Thursday, September 19, 2013

Carbon Price

Nick Champion is a serious and thoughtful MP, and I always listen to what he says very carefully.

He raises two valid points about the current carbon price debate. First, it is correct that the Liberal Government will use the carbon price as an alibi and excuse for non-performance for a long as it is in place. No doubt about it. Second, it is correct that there are alternative ways of reducing carbon emissions, such as through regulation.

In my view these points cannot be allowed to over-ride the case for Labor to continue to support its carbon price legislation in the Parliament, a case which entails the following points:-

1.    If you allow a Bill through the Parliament, you lose the right to complain about the result. Nick wasn’t in the Parliament when we were last in Opposition, but I was. Every time we allowed a Liberal Bill through, we got no credit for ‘respecting the Government’s mandate’ – we were mocked and derided by Liberal Ministers. If we complained about the Bill’s consequences afterwards, we were told, “well if it was so bad, why did you support it?”

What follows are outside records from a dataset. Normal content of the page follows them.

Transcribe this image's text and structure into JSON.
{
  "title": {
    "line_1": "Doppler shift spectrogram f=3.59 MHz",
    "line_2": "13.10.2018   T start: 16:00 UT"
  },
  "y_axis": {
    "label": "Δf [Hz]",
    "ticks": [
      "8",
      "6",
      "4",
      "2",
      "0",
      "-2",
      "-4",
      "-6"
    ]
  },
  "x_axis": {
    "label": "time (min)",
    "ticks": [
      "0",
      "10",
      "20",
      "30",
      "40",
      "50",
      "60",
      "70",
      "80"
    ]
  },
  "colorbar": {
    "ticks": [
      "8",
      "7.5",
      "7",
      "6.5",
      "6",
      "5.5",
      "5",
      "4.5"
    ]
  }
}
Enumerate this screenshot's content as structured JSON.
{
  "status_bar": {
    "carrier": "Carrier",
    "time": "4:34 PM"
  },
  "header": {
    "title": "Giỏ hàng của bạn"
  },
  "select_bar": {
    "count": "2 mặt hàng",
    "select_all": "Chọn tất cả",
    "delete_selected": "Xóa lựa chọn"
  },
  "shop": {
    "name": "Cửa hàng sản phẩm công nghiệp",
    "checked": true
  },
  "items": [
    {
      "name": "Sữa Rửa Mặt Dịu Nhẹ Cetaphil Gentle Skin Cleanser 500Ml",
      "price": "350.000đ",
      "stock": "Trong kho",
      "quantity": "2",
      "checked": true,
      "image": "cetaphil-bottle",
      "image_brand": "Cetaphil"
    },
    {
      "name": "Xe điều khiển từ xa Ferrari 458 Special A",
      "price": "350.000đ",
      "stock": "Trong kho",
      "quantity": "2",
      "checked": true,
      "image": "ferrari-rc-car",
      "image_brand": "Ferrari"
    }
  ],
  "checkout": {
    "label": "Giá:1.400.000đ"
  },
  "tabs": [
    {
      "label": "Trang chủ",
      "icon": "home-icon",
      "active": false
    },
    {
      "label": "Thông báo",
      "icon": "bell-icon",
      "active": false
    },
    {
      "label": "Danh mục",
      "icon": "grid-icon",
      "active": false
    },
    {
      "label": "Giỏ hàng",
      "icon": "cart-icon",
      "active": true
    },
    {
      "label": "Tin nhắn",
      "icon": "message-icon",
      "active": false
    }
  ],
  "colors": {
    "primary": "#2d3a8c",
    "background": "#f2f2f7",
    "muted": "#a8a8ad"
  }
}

2.    We need to keep faith with those who voted for us and the basis on which we were elected as individual MPs. To say we have skin in the game is an understatement. In the language of the joke about involvement and commitment being like bacon and eggs, where the hen is involved but the pig is committed, we are committed. We cannot retreat from supporting the carbon price without causing great dismay to our supporters and associated head-scratching about whether we are men and women of genuine conviction or not. When we retreated from the carbon price at the end of 2009 our support dropped. It would happen again.

3.    However much we try to pretend otherwise, not opposing repeal of the carbon price will weaken our capacity to defend it and to point out that it has been successful in reducing the CO2 emissions from electricity, and has not undermined our strong record of economic management, including low unemployment, low inflation and $1 trillion in business investment. It will be painted as conceding that the carbon price has damaged the economy, which is just not true.

4.    Climate change is too important to conduct experiments. We don’t have time to prove a political point about the inadequacy of the Liberal plan to tackle it. Just last week 60 bushfires took off in New South Wales, and we’re not even half-way through September.

We should not be spooked by the claims of mandate. We were elected in 2007 on an express undertaking to put a price on carbon. Did the Liberal Party in the Senate respect our claims of a mandate? No they did not. Together with the Greens they blocked our Bill. At the time Tony Abbott said “they have their mandate, we have ours”. The Liberal Party has no moral authority on this issue. The Senate is a House of review. If the electorate had wanted the Liberal Government to control the Senate, they’d have voted for that.